First try 91 fuel for at least one, if not two OCI/UOA cycle(s) and see what happens; it may help the fuel dilution.

as for the Pb, I would think that there is no magic bullet here; no lube is going to address this. Very likely you've got a bearing with high wear somewhere. Could be a journal bearing or might be some type of sliding friction surface? Honestly I'm not up on all the current design of the EB engines.

If it's not hard to pull the HP fuel pump (does not look hard by the YT vids), then pull it out and see if you can find any odd wear patterns on the plunger assembly, etc. Not addressing the fuel dilution here as much as looking for an easy indicator of wear somewhere perhaps in the HP pump.
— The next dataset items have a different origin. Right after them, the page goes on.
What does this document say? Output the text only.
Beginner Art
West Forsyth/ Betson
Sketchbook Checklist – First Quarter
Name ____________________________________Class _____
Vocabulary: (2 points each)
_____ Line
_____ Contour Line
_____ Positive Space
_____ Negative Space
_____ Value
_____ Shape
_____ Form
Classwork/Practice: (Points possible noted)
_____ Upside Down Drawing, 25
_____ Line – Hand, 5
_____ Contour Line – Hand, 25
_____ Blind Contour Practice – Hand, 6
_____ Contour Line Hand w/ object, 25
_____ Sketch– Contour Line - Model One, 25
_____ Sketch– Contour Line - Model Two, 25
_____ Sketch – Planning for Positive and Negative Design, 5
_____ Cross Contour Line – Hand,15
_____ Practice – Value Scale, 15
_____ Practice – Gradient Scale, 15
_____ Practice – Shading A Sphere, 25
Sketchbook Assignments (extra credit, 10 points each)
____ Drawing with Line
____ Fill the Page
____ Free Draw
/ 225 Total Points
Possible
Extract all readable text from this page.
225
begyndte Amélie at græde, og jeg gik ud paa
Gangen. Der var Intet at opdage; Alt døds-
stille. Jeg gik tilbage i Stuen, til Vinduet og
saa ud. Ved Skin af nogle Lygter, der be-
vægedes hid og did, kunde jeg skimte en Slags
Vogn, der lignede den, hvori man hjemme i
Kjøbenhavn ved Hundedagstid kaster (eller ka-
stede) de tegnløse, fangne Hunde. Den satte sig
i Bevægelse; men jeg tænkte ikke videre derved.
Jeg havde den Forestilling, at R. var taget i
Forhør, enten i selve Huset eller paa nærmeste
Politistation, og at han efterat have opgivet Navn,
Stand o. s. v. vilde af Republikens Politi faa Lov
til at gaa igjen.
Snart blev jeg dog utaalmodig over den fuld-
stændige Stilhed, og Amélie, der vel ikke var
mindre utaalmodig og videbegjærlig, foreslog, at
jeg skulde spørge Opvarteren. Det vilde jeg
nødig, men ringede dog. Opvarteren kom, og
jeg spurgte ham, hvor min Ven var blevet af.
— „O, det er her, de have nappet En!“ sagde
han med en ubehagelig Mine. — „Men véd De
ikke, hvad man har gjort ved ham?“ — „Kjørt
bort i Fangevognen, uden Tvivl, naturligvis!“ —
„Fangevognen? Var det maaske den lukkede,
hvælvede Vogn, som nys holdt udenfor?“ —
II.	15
Manufacturing defects, while much more scarce today than 3 or 4 decades ago, are not to be ruled out. Perhaps a rod or journal bearing has been bad from the get-go, and is now to a point of rearing it's ugly head, and the bearing is suffering. Alignment inconsistencies, mismatched parts, etc ...

The question becomes where do you draw a line? Do you continue to operate it and just hope it never gets so bad that it affects performance or longevity? Do you sell/trade it off prior to serious degradation? This is why we do UOAs; this is telling you something is wrong. But it's too hard to know where the source it without tearing into it, and that costs money and time that might be better spent elsewhere.



Somewhat agree. Will do the premium fuel.

BUT, Dirty Howie and his Vette had Pb in 20's and 30's for a number of Redline 5w30 OCI's; he switched to Mobil 1 0w40 and lead dropped to single digits. SO, the lube might matter. Now, I'm not convinced brand per se matters, but the individual oil composition might. So maybe in his case Redline had a different goal in mind than Mobil did with its 0w40. MAYBE in my case Pennzoil Plat is geared more toward CAFE requirements than protection (actually I hope this is not true). But PP and PUP do have lower VOA viscosities than some other brands. So add shear to a low starting viscosity, and maybe you have an issue...with PP in an EcoBoost with a fuel dilution problem. That's said, doesn't mean I shouldn't deal with the fuel dilution problem...if possible.

I hope I have another OCI or two to "rectify." It could be a one shot issue. Next UOA may not replicate the problem (maybe there is a Santa Claus). Or maybe there is some weird interaction between PP and Ecoboost, which scavenges Pb. Or maybe I have a real, persistent problem. It will take at least 1 more UOA to BEGIN to answer that question. Again, Dirty Howie had multiple bad Pb readings, and his motor seemed to recover, maybe.